Can anyone help out with a SAT math question from the new format. It’s in practice test 4 calculator section number 25:
F(x)= 2x^3+6x^2+4x
G(x)= x^2+3x+2
The polynomials f(x) and g(x) are defined above. Which of the following polynomials is divisible by 2x+3
A) h(x)= f(x) + g(x)
B) p(x)= f(x) + 3g(x)
C) r(x)= 2f(x) + 3g(x)
D) s(x)= 3f(x) + 2g(x)
The explanation in the book made sense but I was wondering if anyone knew a simpler way to solve it. Thanks
Since the polynomial we seek is divisible by 2x+3 you know that x=-1.5 is a zero of that polynomial. Find f(-1.5) and g(-1.5) and then look to see which combination of f and g gives a value of zero.
Hah! I just saw that @DrSteve already took care of this in another thread…
I think it’s more interesting that we’re both spending Saturday night answering SAT questions. 
You could also choose a value for x( like x=2) and evaluate f and g at 2 and check the answer choices to see if it’s divisible by 2x + 3 (in this case, if it’s divisible by 2(2) +3=7)

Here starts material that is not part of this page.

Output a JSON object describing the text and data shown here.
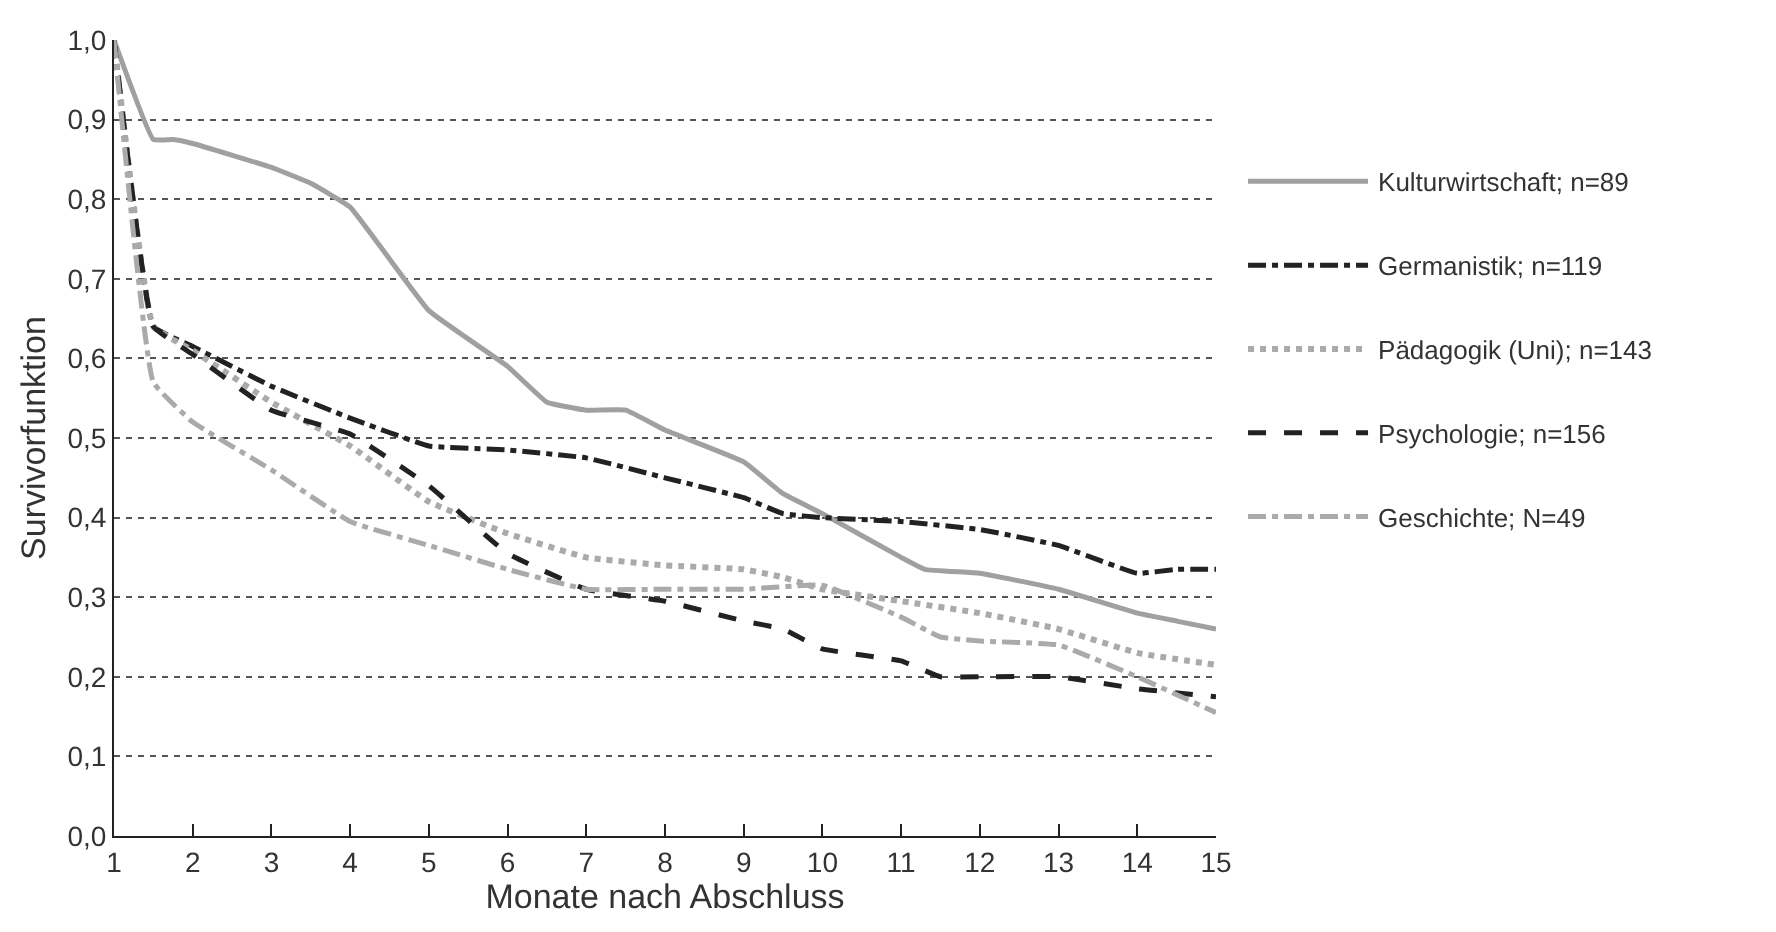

@AlphaDragon that doesn’t always work in general, mostly since “divisibility” (when referring to integers) doesn’t mean the same thing as divisibility (when referring to polynomials).
Formally, a polynomial P(x) is divisible by a polynomial Q(x) iff there exists a polynomial R(x) such that P(x) = Q(x)*R(x), where the coefficients of P, Q, R range over some ring (oftentimes the integers, but we can also use the set of reals).
For example, it is invalid to state that p(x) = f(x) + 3g(x) is divisible by x+4 since when x = 1, p(1) = 30 and x+4 = 5, and 30 is divisible by 5.
However, it is true that if a polynomial P(x) is divisible by Q(x) over the integers, then if d is an integer such that Q(d) ≠ 0, then the integer P(d) is divisible by the integer Q(d).
So are you saying that @AlphaDragon 's method can generate false-positives? Cause that can happen any time you use the make-up-numbers approach. When it does, you just try again with a new number. I like alpha dragon 's solution.
@pckeller I think I meant to say, from a purely logical point of view (ignoring answer choices and everything), the implication doesn’t always hold.
From an SAT perspective, I agree that AlphaDragon’s solution is good, provided that you find an integer that works for exactly one and fails for the other three. I forgot about the whole “false-positives” thing.
The only possible complication is if they were to throw some question involving divisibility over the reals (instead of over integers), for example, one that involved knowing that 2x^2 + 3x + 1 was divisible by 2x + 2 over the reals, since any integer you try won’t work. But I don’t really see the SAT doing something like that.